Database Genres

Like music, databases can be categorized into genres onto one or more styles. The first chapter of Seven Databases in Seven Weeks leads us into the exploration of five main database genres. In this section, I quote those descriptions from the book below.

Relational Database

The relational model is generally what comes to mind for most people with database experience. Relational database management system (RDBMSs) are set-theory-based systems implemented as two-dimensional tables with rows and columns. The canonical means of interacting with an RDBMS is by writing in Structured Query Language (SQL). Data values are typed and may be numeric, strings, datas, uninterpreted blobs, or other types. The types are enforced by the system. Importantly, tables can join and morph into new, more complex tables, beacuase of their mathematical basis in relational (set) theory.

There are lots of open source relational databases to choose from, including MySOL, H2, HSQLDB, SQLite, and many others.

Key-Value Database

The key-value (KV), as the name suggested, is a KV store pairs keys to values in much the same way that a map (or hashtable) would in any popular programming language. Some KV implementations permit complex value types such as hashes or lists, but this is not required. Some KV implementations provide a means of iterating through the keys, but this again is an added bonus. A filesystem could be considered a key-value store, if you think of the file path as the key and the file contents as the value. Because the KV moniker demands so little, database of this type can be incredibly performant in a number of scenarios but generally won’t be helpful when you have complex query and aggregation needs.
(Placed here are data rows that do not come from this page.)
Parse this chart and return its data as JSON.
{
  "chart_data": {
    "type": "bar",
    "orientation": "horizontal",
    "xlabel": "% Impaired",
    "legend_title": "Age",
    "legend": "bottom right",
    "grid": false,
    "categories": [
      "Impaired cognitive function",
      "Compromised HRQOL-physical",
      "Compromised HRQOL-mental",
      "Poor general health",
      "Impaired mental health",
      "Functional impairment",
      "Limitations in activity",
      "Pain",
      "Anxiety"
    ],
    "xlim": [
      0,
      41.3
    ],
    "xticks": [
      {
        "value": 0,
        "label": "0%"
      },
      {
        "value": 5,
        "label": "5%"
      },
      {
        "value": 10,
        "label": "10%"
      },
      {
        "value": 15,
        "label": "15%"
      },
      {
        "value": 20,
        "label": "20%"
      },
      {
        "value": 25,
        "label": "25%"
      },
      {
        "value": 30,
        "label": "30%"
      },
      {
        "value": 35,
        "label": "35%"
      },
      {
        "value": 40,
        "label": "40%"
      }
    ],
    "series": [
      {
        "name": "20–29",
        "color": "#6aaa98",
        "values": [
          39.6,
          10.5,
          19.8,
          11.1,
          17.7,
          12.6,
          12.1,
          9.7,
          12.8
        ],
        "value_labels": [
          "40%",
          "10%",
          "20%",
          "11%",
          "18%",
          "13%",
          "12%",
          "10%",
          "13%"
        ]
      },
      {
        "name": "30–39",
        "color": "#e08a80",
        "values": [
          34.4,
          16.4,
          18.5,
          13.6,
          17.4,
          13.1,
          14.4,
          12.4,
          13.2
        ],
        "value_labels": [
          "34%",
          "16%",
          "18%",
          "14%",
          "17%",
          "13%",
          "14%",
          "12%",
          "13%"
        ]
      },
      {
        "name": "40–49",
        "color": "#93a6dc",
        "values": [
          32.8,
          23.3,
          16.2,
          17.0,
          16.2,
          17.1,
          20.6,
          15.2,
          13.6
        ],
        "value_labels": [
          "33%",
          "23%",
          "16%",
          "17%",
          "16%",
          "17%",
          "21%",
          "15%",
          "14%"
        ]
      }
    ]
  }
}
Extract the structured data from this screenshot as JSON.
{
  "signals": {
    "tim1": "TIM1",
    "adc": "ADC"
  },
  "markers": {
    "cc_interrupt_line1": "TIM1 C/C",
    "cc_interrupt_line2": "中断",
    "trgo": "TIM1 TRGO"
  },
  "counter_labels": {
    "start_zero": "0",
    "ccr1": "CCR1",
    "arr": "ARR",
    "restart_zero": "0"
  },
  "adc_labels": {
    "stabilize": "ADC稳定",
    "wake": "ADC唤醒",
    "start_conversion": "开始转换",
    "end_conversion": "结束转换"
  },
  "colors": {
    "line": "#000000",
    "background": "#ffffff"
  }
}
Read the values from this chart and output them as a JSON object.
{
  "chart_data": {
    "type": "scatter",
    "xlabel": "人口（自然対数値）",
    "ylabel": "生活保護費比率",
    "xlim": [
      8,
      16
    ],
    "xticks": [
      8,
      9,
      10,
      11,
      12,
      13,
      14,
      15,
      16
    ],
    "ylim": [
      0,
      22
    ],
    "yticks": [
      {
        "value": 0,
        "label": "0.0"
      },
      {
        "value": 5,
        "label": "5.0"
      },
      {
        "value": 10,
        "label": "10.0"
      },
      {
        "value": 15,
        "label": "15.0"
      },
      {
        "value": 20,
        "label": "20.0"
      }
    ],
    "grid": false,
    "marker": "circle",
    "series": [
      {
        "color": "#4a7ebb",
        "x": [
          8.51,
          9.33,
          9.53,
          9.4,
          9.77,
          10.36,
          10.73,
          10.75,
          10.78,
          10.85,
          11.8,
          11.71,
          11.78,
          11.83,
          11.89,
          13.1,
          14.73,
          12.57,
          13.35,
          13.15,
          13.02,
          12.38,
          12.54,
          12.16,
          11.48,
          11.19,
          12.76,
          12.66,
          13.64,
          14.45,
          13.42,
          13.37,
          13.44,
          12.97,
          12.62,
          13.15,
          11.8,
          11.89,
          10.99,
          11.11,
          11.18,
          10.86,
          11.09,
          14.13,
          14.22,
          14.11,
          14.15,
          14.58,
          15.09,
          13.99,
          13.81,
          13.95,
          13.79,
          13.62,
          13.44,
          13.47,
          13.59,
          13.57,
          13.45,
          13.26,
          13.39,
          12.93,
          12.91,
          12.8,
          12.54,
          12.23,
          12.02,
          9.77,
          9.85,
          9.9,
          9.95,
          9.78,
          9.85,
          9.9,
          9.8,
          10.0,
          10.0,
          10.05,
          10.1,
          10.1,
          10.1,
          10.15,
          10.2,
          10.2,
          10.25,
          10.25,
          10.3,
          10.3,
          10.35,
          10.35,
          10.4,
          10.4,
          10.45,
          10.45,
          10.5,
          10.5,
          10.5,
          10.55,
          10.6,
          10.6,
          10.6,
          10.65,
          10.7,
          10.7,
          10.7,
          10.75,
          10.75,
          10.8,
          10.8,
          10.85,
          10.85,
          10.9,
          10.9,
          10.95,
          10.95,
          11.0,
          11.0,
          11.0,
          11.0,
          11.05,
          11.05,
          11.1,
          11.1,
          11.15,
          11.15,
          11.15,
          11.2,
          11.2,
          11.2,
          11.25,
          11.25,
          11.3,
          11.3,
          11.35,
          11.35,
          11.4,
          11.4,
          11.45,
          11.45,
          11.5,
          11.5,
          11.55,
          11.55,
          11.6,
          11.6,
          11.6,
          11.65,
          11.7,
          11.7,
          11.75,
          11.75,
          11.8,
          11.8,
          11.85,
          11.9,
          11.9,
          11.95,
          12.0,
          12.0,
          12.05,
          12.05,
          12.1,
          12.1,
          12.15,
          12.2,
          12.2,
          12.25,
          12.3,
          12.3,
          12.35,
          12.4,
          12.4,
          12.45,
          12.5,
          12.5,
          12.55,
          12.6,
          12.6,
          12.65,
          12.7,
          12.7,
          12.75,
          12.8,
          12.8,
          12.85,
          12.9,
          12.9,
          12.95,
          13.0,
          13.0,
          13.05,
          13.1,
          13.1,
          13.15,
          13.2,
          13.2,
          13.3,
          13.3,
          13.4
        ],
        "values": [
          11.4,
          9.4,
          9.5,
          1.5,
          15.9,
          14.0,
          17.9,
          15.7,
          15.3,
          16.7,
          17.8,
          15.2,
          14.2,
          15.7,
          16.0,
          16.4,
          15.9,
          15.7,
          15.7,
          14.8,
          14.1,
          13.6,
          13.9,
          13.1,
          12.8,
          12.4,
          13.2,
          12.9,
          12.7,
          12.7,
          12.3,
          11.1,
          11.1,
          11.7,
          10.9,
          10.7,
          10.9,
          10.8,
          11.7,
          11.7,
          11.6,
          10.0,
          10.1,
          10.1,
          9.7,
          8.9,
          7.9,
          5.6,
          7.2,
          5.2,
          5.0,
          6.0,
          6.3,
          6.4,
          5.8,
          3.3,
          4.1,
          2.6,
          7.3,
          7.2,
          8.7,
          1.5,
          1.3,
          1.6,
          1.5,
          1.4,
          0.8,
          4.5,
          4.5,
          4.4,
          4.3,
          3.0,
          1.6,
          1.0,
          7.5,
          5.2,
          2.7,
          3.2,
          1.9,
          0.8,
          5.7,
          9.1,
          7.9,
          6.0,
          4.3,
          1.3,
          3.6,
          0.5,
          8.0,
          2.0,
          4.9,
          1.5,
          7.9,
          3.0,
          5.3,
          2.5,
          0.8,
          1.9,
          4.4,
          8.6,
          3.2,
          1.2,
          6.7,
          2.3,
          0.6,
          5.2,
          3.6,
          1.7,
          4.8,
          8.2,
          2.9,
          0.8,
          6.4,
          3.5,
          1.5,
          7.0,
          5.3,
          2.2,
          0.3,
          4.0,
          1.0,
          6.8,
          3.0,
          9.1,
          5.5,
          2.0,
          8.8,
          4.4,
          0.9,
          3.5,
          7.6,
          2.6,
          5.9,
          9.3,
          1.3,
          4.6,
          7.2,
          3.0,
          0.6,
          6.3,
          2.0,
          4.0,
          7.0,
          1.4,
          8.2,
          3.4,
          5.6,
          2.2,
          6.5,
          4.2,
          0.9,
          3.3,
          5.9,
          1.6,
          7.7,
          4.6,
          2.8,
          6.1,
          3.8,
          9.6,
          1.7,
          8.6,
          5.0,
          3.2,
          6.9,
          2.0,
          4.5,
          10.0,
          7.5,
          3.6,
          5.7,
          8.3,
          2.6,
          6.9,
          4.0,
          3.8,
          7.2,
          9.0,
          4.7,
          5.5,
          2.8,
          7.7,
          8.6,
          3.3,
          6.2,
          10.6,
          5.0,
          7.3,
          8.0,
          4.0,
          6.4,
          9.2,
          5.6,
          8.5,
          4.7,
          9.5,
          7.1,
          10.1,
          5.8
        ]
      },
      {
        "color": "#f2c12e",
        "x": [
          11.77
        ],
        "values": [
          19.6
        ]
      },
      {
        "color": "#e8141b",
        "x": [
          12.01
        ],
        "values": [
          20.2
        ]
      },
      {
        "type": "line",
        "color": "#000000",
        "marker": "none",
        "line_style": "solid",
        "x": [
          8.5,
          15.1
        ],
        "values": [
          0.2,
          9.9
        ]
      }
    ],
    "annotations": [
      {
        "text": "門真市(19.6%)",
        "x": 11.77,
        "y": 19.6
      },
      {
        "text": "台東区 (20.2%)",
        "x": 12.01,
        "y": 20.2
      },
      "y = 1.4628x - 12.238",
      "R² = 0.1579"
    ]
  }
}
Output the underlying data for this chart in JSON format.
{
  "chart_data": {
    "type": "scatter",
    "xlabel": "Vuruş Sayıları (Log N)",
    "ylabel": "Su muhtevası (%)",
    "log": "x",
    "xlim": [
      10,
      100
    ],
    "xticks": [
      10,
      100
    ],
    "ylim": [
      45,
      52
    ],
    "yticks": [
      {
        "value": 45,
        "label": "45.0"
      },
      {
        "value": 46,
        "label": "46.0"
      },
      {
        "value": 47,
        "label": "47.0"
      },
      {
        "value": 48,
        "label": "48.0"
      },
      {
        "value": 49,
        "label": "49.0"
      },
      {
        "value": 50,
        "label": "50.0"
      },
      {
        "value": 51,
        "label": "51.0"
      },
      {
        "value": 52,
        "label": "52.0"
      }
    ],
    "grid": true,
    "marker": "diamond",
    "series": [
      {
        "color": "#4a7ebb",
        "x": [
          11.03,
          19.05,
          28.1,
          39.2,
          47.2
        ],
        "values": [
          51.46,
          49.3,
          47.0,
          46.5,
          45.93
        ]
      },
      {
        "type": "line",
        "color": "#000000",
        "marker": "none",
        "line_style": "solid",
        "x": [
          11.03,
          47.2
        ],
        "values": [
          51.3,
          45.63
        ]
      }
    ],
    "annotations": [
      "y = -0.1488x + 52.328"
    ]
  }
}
As with relational databases, many open source options are available. Some of the more popular offerings include memcached, Voldemort, Redis and Riak.

Columnar Database

Columnar, or column-oriented, databases are so named because the important aspect of their design is that data from a given column (in the two-dimensional table sense) is sorted together. By contrast, a row-oriented database (like an RDBMS) keeps information about a row together. The difference may seem inconsequential, but the impact of the design decision runs deep. In column-oriented databases, adding columns is quite inexpensive and is done on a row-by-row basis. Each row can have a different set of columns, or none at all, allowing tables to remain sparse without incurring a storage cost for null values. With respect to structure, columnar is about midway between relational and key-value.

In the columnar database market, there’s somewhat less competition than in relational databases or key-value stores. The three most popular are HBase, Cassandra, and Hypertable.

Document Database

Document-oriented databases store, well, documents. In short, a document is like a hash, with a unique ID fields and values that may be any of a variety of types, including more hashes. Documents can contain nested structures, and so they exhibit a high degree of flexibility, allowing for variable domains. The system imposes few restrictions on incoming data, as long as it meets the basic requirement of being expressible as a document. Different document databases take different approaches with respect to indexing, ad hoc querying, replication, consistency, and other design decisions. Choosing wisely between them requires understanding these differences and how they impact your particular use cases.

The two major open source players in document database market are MongoDB and CouchDB.

Graph Database

One of the less commonly used database styles, graph databases excel at dealing with highly interconnected data. A graph database consists of nodes and relationships between nodes. Both nodes and relationships can have properties–key-value pairies–that store data. The real strength of graph databases is traversing through the nodes by following relations.

The most popular graph database is Neo4J.

Most of the problems we face could be solved by most of the databases we mentioned above. The question is less about whether a given database style could be shoehorned to model your data and more about whether it’s the best fit for the problem space, the usage pattern, and the available resources.